Parti Pesaka Bumiputera Bersatu (PBB) president Datuk Patinggi Abang Johari Tun Openg is expected to chair the party’s supreme council meeting. Bernama pic

KUCHING: All eyes are on Parti Pesaka Bumiputera Bersatu (PBB) and Parti Rakyat Sarawak (PRS) as both the Sarawak Barisan Nasional (BN) component parties are holding their supreme council meetings tomorrow.

PBB, the lynchpin of the state BN, is holding its meeting at the party headquarters in Jalan Bako, Petra Jaya near here at 2pm.

The meeting is expected to be chaired by PBB president and Chief Minister Datuk Patinggi Abang Johari Abang Openg.

Meanwhile, PRS president Deputy Chief Minister Tan Sri James Jemut Masing is chairing the party’s supreme council meeting at its headquarters in Jalan Wan Alwi here at 10am.

He said the meeting would discuss whether the party should move forward or maintain the status quo post.

Political analysts said PBB was in a tight spot as it was torn between upholding BN’s spirit of camaraderie and prioritising the state’s development agenda.
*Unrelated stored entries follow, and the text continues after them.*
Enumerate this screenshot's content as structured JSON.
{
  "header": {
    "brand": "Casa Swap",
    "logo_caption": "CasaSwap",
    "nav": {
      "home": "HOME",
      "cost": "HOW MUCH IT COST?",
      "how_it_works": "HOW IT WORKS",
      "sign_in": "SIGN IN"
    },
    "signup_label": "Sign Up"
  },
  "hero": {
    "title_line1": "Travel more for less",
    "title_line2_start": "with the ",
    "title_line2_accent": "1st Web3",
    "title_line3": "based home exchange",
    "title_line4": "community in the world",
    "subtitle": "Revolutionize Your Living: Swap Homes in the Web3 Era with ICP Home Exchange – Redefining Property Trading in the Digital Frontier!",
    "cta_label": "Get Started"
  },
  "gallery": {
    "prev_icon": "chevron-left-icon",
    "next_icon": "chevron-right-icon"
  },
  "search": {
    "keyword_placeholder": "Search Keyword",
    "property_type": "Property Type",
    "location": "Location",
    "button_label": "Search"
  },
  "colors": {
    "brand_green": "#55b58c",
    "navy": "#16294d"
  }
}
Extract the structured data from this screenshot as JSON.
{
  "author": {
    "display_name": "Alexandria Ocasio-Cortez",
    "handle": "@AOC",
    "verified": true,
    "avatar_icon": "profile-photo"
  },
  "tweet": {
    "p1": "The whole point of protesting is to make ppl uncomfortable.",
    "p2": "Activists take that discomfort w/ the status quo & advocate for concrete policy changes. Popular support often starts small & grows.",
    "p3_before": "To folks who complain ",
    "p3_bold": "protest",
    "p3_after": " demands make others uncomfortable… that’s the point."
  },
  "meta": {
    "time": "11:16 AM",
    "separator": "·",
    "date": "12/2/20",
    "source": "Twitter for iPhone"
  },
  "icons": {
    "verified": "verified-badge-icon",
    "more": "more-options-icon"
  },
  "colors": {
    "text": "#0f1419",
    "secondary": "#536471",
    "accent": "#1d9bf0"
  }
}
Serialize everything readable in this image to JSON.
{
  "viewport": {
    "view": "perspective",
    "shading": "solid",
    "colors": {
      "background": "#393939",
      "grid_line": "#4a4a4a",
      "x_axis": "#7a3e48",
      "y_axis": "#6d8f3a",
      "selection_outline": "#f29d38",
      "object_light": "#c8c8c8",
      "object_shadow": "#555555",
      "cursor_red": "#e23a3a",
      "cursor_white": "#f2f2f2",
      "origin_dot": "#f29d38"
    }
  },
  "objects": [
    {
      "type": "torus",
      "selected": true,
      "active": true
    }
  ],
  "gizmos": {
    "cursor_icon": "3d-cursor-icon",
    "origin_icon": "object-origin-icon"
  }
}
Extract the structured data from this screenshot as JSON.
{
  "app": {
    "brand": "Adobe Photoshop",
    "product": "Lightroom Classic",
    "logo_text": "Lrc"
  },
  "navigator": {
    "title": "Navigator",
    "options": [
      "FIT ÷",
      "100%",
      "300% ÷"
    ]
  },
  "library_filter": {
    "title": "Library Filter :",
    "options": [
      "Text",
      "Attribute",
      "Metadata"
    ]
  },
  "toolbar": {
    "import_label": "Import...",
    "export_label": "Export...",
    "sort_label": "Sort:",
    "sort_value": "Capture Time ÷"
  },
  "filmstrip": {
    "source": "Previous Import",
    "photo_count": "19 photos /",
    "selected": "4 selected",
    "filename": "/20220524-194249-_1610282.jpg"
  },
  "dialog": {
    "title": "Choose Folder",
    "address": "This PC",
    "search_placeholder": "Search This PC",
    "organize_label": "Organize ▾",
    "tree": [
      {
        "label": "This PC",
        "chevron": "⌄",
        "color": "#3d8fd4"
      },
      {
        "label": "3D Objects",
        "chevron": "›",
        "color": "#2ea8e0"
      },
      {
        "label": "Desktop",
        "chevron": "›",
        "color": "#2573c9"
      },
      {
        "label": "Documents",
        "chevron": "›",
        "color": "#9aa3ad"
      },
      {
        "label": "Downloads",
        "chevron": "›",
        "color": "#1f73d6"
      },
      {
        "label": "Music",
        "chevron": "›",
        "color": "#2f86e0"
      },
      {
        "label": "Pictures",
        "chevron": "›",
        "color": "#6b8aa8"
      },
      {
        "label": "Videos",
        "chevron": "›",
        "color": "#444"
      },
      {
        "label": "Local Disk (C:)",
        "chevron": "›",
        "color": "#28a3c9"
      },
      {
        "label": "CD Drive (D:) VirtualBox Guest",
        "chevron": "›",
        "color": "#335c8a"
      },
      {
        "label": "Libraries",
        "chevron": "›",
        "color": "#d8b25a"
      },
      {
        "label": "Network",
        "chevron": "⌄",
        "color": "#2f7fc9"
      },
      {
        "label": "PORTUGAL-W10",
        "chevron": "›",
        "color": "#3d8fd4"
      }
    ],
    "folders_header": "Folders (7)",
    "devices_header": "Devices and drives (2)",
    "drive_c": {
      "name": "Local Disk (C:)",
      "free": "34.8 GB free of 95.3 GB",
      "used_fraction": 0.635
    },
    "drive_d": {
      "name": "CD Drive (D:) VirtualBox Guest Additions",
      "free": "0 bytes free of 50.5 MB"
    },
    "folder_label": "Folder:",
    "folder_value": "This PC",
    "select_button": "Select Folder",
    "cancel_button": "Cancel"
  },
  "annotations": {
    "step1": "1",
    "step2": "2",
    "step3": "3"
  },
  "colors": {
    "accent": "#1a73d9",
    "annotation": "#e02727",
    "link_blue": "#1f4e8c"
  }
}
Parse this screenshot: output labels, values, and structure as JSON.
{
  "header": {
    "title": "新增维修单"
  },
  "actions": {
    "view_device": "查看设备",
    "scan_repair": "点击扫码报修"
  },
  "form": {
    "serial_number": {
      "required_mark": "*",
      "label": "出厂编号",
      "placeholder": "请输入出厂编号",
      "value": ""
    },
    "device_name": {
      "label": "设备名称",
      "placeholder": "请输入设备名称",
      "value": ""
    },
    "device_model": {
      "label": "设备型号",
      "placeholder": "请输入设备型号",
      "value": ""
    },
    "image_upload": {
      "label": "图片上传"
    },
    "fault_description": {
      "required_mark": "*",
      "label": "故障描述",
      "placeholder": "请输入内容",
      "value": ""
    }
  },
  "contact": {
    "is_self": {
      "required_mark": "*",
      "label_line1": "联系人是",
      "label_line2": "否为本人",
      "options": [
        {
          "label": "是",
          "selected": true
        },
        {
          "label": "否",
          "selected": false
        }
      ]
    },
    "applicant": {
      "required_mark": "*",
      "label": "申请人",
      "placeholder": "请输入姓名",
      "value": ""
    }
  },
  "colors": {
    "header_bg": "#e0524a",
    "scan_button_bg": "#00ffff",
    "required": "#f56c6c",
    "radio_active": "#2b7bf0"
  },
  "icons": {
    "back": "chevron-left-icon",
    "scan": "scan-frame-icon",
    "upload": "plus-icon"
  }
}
Many of the mega projects are funded by the Federal Government.

Universiti Malaysia Sarawak deputy vice-chancellor (student and alumni affairs) Professor Mohd Fadzil Abdul Rahman said he believed that the PBB leadership had the wisdom to resolve issues facing the party.

“Although the meeting’s agenda remains unclear, I believed the party will reflect on the outcome of GE14 since the chief minister has expressed disappointment over Sarawak BN’s performance in the polls.

“I believe the party leadership will deliberate on the way forward, following BN’s major defeat at the national level.

“It may be a delicate situation but PBB must buckle down since the next state election will be held in another two years or later,” he said.

Universiti Malaya (UM) Socioculture Department senior lecturer Associate Professor Dr Awang Azman Awang Pawi said he did not discount the possibility of PBB leaving the state BN to form a locally-based political alliance.

“The party is aware that it will not be accepted by the Sarawak Pakatan Harapan leadership, which had fought hard against it.

“PBB might form a new political alliance and it is possible that other parties in Sarawak BN will join it,” he said, adding that a locally-based alliance would show that PBB was serious about seeking greater autonomy for the state.